Reputation: 34513
Is it possible to vary the speed of an object moving because of SKAction.followPath
? For instance, let's say we use the code below to have a ball follow a rectangular path. The code will use a constant speed throughout the path. But what if we want to vary the speed of the object along the rectangle?
let goPath = SKAction.followPath(ballPath!.CGPath, duration: 2.5)
movingBall.runAction(goPath)
Is the only option to effectively have the ball follow a rectangular path built of separate lines with different speeds (as opposed to one path)?
Thanks!
Upvotes: 2
Views: 993
Reputation: 8130
two ways of accomplishing this.
FIRST WAY:
You can use SKAction.speedBy
. You'd group SKAction.speedBy with your followPath. example:
movingBall.runAction(SKAction.group([
SKAction.followPath(ballPath!.CGPath, duration: 2.5)
SKAction.speedBy(4, duration: 2.5)
]))
Now the ball is going to reach 4 times the speed over 2.5 seconds. NOTE: now we're not going to be honoring the followPath
duration. As time passes we're increasing the speed of the sprite. It's going to reach its destination in less than 2.5 seconds.
SECOND WAY:
The other way is to use a timing function. This is probably the better way to go because we have a lot more control over how fast the ball is going to move during the animation.
example:
let goPath = SKAction.followPath(ballPath!.CGPath, duration: 2.5)
goPath.timingFunction = {
t in
return powf(t, 3)
}
movingBall.runAction(goPath)
The way a timing function works is that it gives you a block that has the current elapsed time as a float. it's your job to use some kind of computation to modify the value that comes in, and then return it.
I'm just cubing whatever time comes into the function and returning it. This makes it so the ball starts off very slow, and then accelerates very quickly towards the end of the animation.

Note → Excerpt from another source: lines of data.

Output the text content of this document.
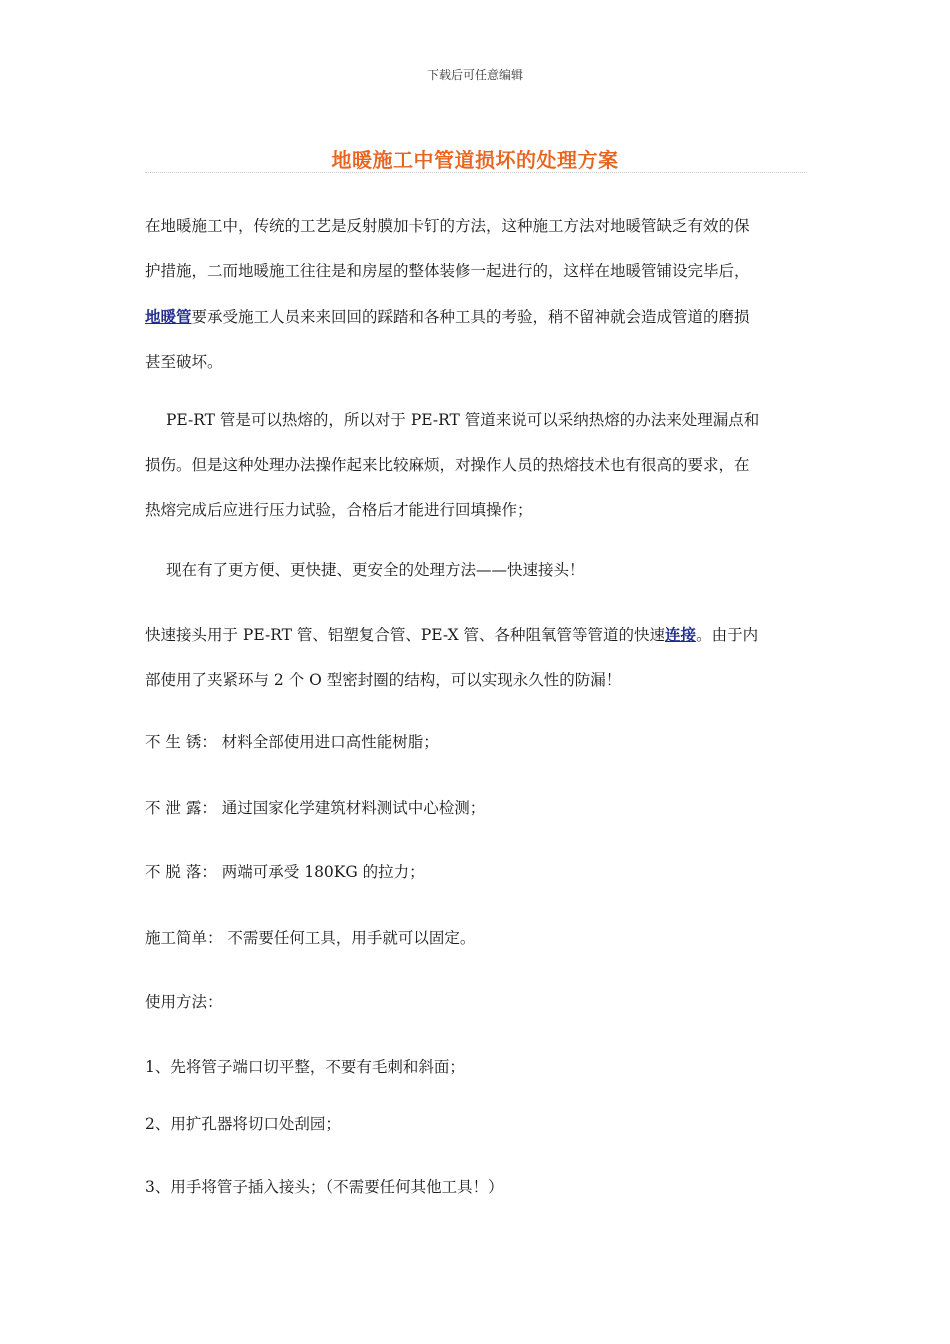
下载后可任意编辑
地暖施工中管道损坏的处理方案
在地暖施工中，传统的工艺是反射膜加卡钉的方法，这种施工方法对地暖管缺乏有效的保
护措施，二而地暖施工往往是和房屋的整体装修一起进行的，这样在地暖管铺设完毕后，
地暖管要承受施工人员来来回回的踩踏和各种工具的考验，稍不留神就会造成管道的磨损
甚至破坏。
PE-RT 管是可以热熔的，所以对于 PE-RT 管道来说可以采纳热熔的办法来处理漏点和
损伤。但是这种处理办法操作起来比较麻烦，对操作人员的热熔技术也有很高的要求，在
热熔完成后应进行压力试验，合格后才能进行回填操作；
现在有了更方便、更快捷、更安全的处理方法——快速接头！
快速接头用于 PE-RT 管、铝塑复合管、PE-X 管、各种阻氧管等管道的快速连接。由于内
部使用了夹紧环与 2 个 O 型密封圈的结构，可以实现永久性的防漏！
不 生 锈： 材料全部使用进口高性能树脂；
不 泄 露： 通过国家化学建筑材料测试中心检测；
不 脱 落： 两端可承受 180KG 的拉力；
施工简单： 不需要任何工具，用手就可以固定。
使用方法：
1、先将管子端口切平整，不要有毛刺和斜面；
2、用扩孔器将切口处刮园；
3、用手将管子插入接头；（不需要任何其他工具！）
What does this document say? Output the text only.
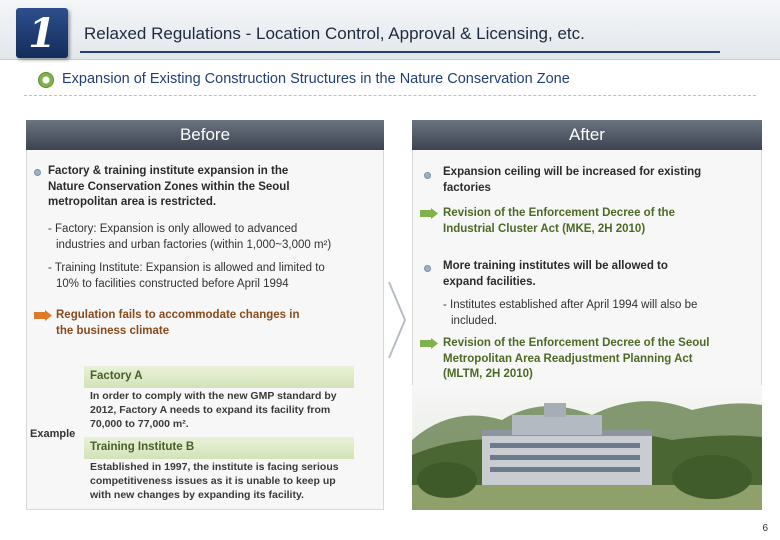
1	Relaxed Regulations - Location Control, Approval & Licensing, etc.
Expansion of Existing Construction Structures in the Nature Conservation Zone
Before
Factory & training institute expansion in the
Nature Conservation Zones within the Seoul
metropolitan area is restricted.
- Factory: Expansion is only allowed to advanced
industries and urban factories (within 1,000~3,000 m²)
- Training Institute: Expansion is allowed and limited to
10% to facilities constructed before April 1994
Regulation fails to accommodate changes in
the business climate
Example
Factory A
In order to comply with the new GMP standard by
2012, Factory A needs to expand its facility from
70,000 to 77,000 m².
Training Institute B
Established in 1997, the institute is facing serious
competitiveness issues as it is unable to keep up
with new changes by expanding its facility.
After
Expansion ceiling will be increased for existing
factories
Revision of the Enforcement Decree of the
Industrial Cluster Act (MKE, 2H 2010)
More training institutes will be allowed to
expand facilities.
- Institutes established after April 1994 will also be
included.
Revision of the Enforcement Decree of the Seoul
Metropolitan Area Readjustment Planning Act
(MLTM, 2H 2010)
6
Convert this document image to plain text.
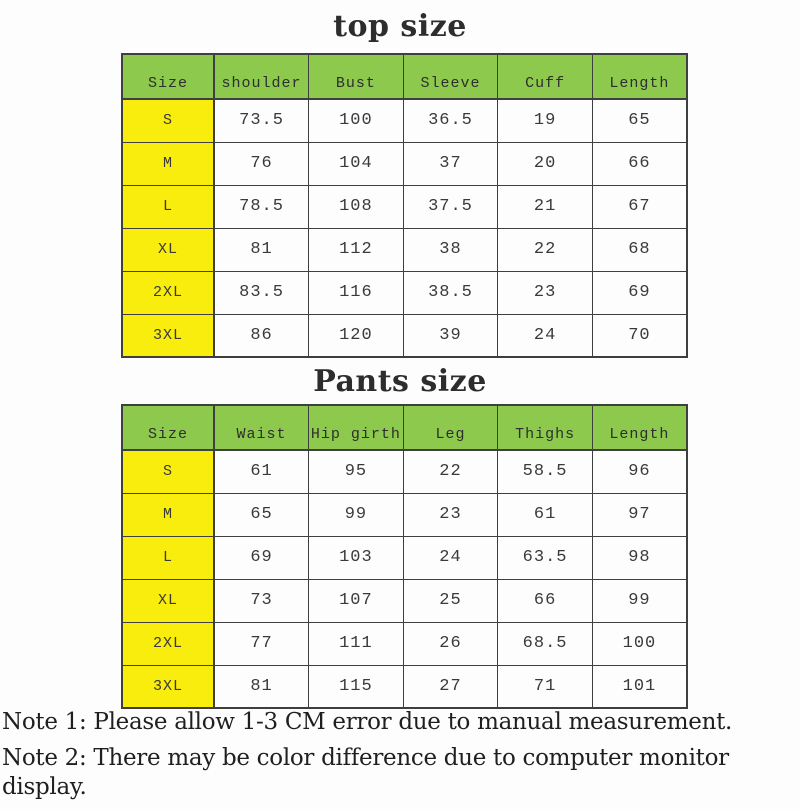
top size
Size	shoulder	Bust	Sleeve	Cuff	Length
S	73.5	100	36.5	19	65
M	76	104	37	20	66
L	78.5	108	37.5	21	67
XL	81	112	38	22	68
2XL	83.5	116	38.5	23	69
3XL	86	120	39	24	70
Pants size
Size	Waist	Hip girth	Leg	Thighs	Length
S	61	95	22	58.5	96
M	65	99	23	61	97
L	69	103	24	63.5	98
XL	73	107	25	66	99
2XL	77	111	26	68.5	100
3XL	81	115	27	71	101

Note 1: Please allow 1-3 CM error due to manual measurement.

Note 2: There may be color difference due to computer monitor display.
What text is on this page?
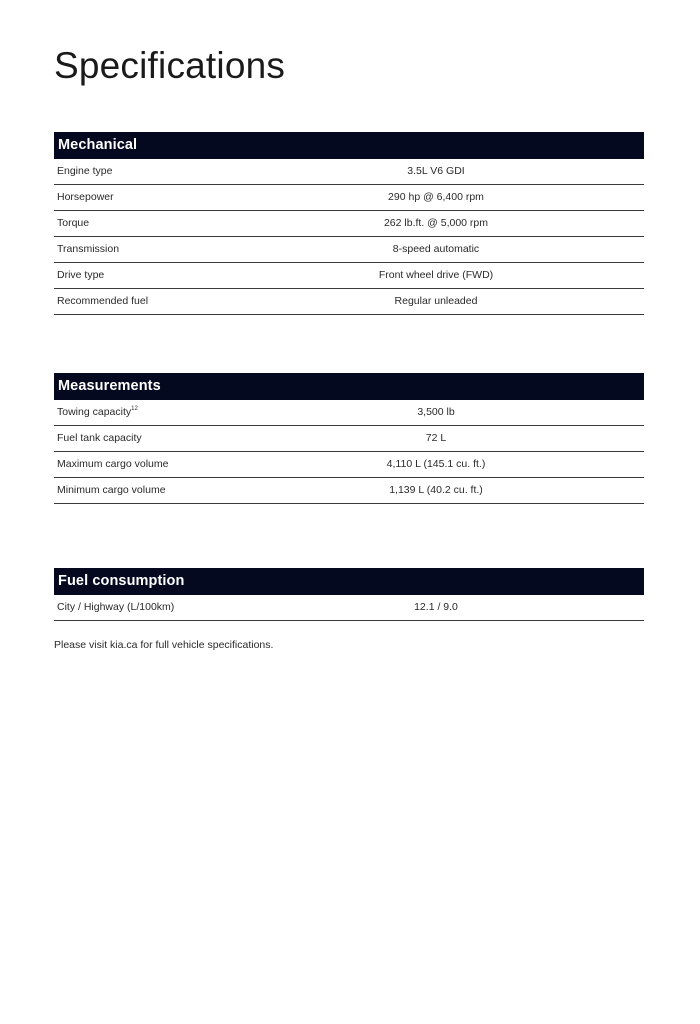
Specifications
Mechanical
Engine type	3.5L V6 GDI
Horsepower	290 hp @ 6,400 rpm
Torque	262 lb.ft. @ 5,000 rpm
Transmission	8-speed automatic
Drive type	Front wheel drive (FWD)
Recommended fuel	Regular unleaded
Measurements
Towing capacity$^{12}$	3,500 lb
Fuel tank capacity	72 L
Maximum cargo volume	4,110 L (145.1 cu. ft.)
Minimum cargo volume	1,139 L (40.2 cu. ft.)
Fuel consumption
City / Highway (L/100km)	12.1 / 9.0

Please visit kia.ca for full vehicle specifications.
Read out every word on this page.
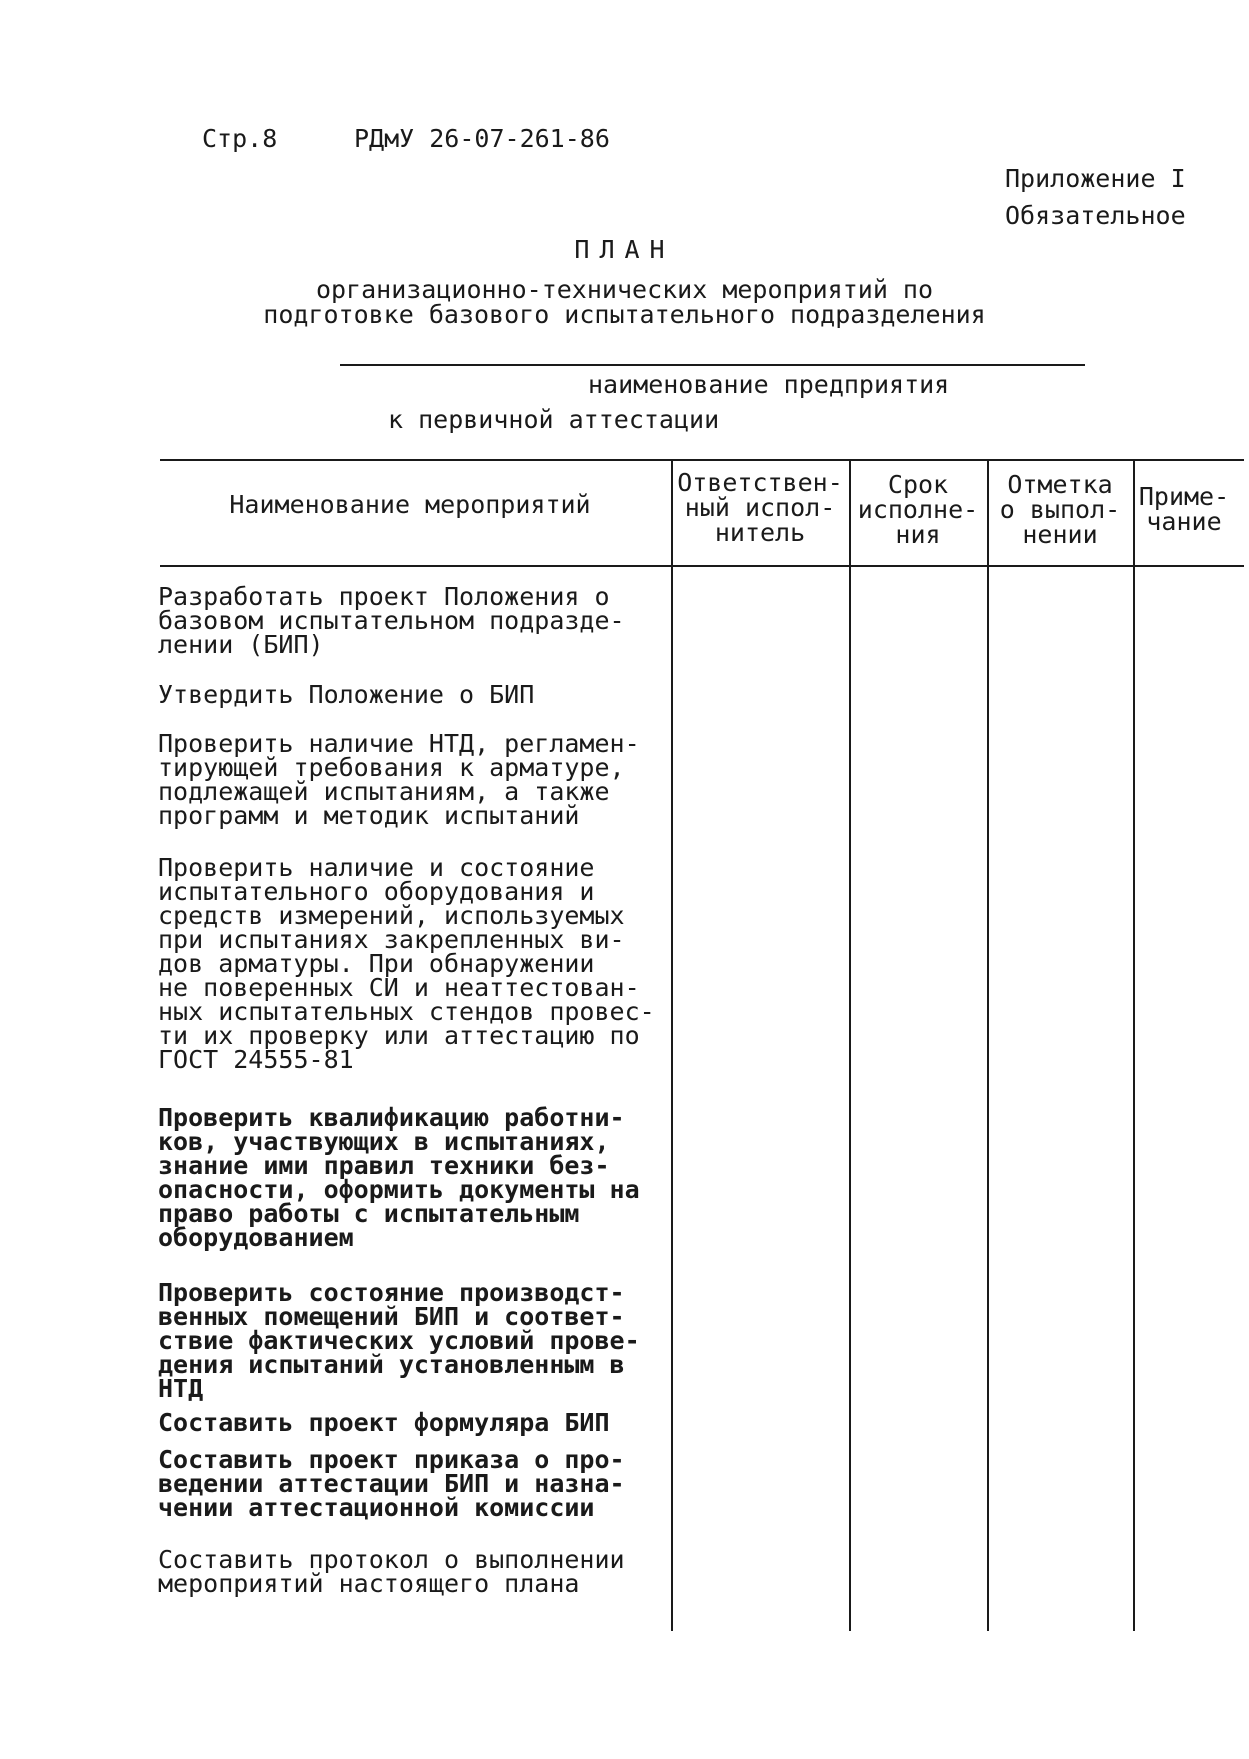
Стр.8	РДмУ 26-07-261-86
Приложение I
Обязательное
ПЛАН
организационно-технических мероприятий по
подготовке базового испытательного подразделения
наименование предприятия
к первичной аттестации
Наименование мероприятий
Ответствен-
ный испол-
нитель
Срок
исполне-
ния
Отметка
о выпол-
нении
Приме-
чание
Разработать проект Положения о
базовом испытательном подразде-
лении (БИП)
Утвердить Положение о БИП
Проверить наличие НТД, регламен-
тирующей требования к арматуре,
подлежащей испытаниям, а также
программ и методик испытаний
Проверить наличие и состояние
испытательного оборудования и
средств измерений, используемых
при испытаниях закрепленных ви-
дов арматуры. При обнаружении
не поверенных СИ и неаттестован-
ных испытательных стендов провес-
ти их проверку или аттестацию по
ГОСТ 24555-81
Проверить квалификацию работни-
ков, участвующих в испытаниях,
знание ими правил техники без-
опасности, оформить документы на
право работы с испытательным
оборудованием
Проверить состояние производст-
венных помещений БИП и соответ-
ствие фактических условий прове-
дения испытаний установленным в
НТД
Составить проект формуляра БИП
Составить проект приказа о про-
ведении аттестации БИП и назна-
чении аттестационной комиссии
Составить протокол о выполнении
мероприятий настоящего плана
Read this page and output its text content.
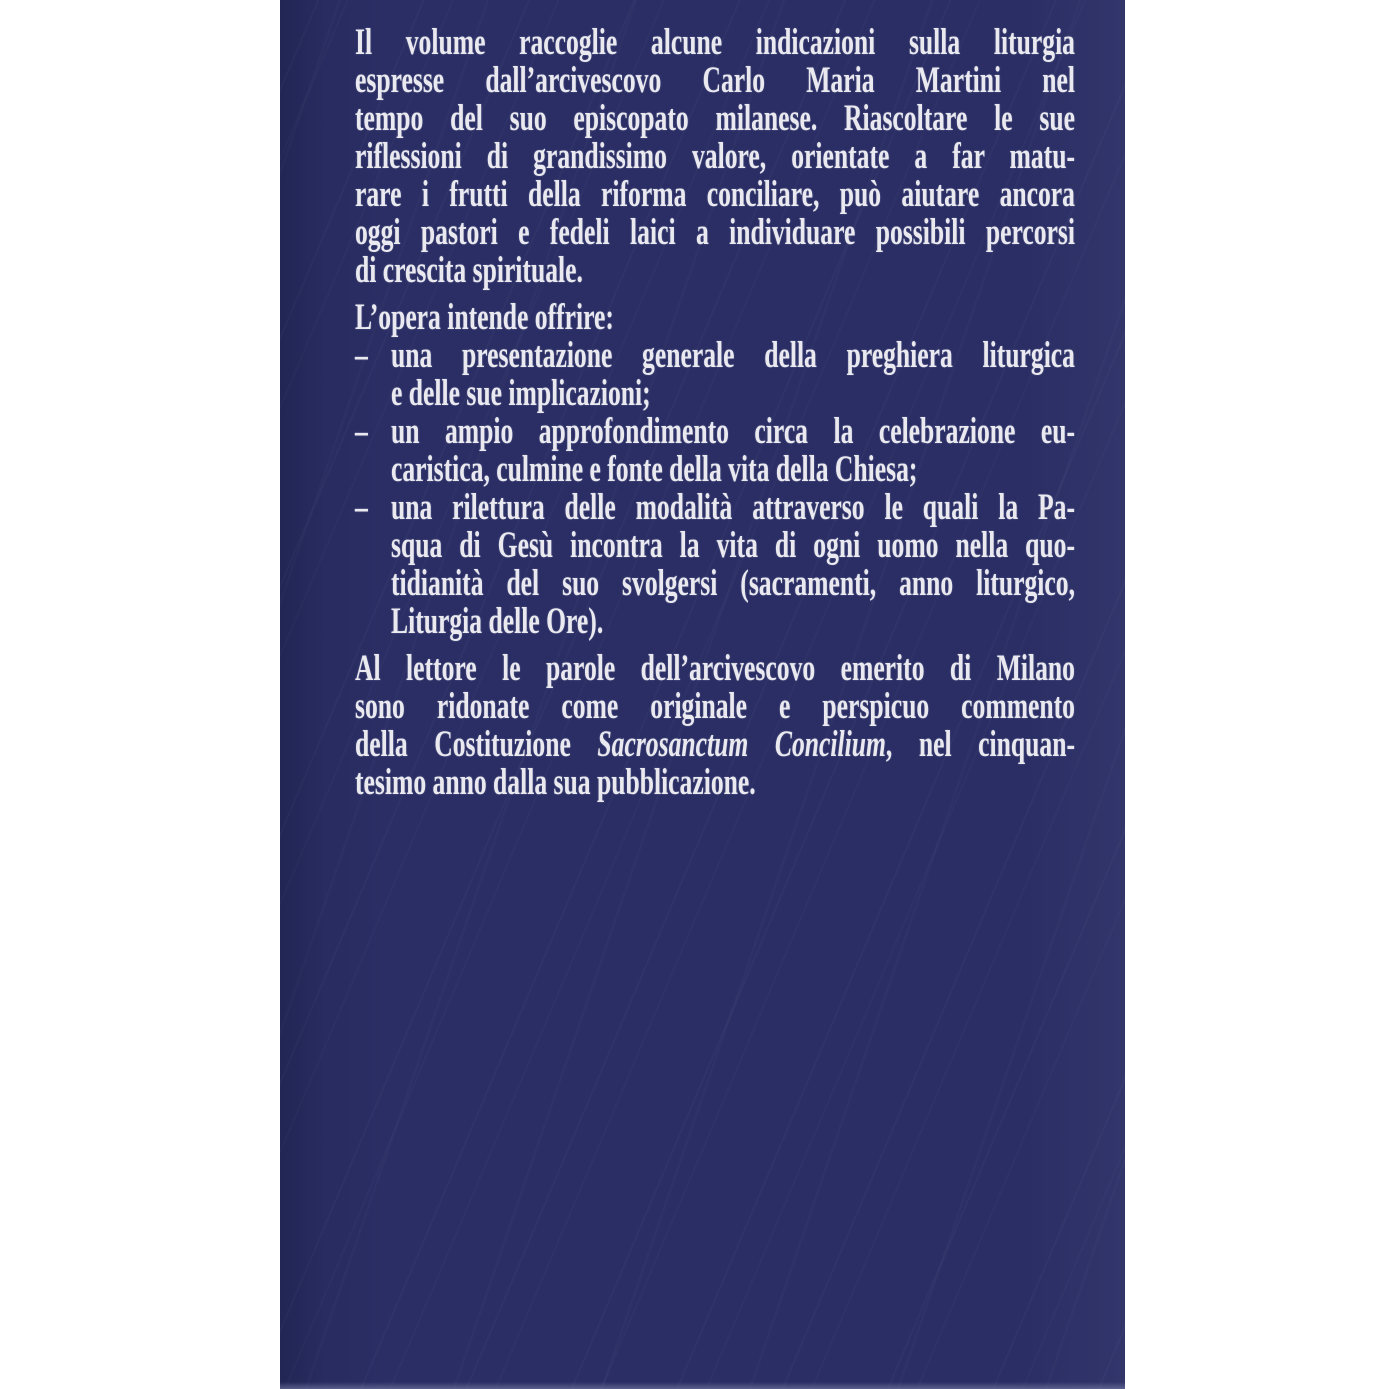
Il volume raccoglie alcune indicazioni sulla liturgia
espresse dall’arcivescovo Carlo Maria Martini nel
tempo del suo episcopato milanese. Riascoltare le sue
riflessioni di grandissimo valore, orientate a far matu-
rare i frutti della riforma conciliare, può aiutare ancora
oggi pastori e fedeli laici a individuare possibili percorsi
di crescita spirituale.
L’opera intende offrire:
– una presentazione generale della preghiera liturgica
e delle sue implicazioni;
– un ampio approfondimento circa la celebrazione eu-
caristica, culmine e fonte della vita della Chiesa;
– una rilettura delle modalità attraverso le quali la Pa-
squa di Gesù incontra la vita di ogni uomo nella quo-
tidianità del suo svolgersi (sacramenti, anno liturgico,
Liturgia delle Ore).
Al lettore le parole dell’arcivescovo emerito di Milano
sono ridonate come originale e perspicuo commento
della Costituzione Sacrosanctum Concilium, nel cinquan-
tesimo anno dalla sua pubblicazione.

You can get really creative and use sin waves to make things bounce, etc. Just note that any returned values <0 are ignored.
Upvotes: 3
Reputation: 77641
With the followPath SKAction this isn't possible.
What you could do though is use the update method of the node to update its position manually.
This will take a bit of work to make it follow a path but you can do a lot more than is available with SKAction.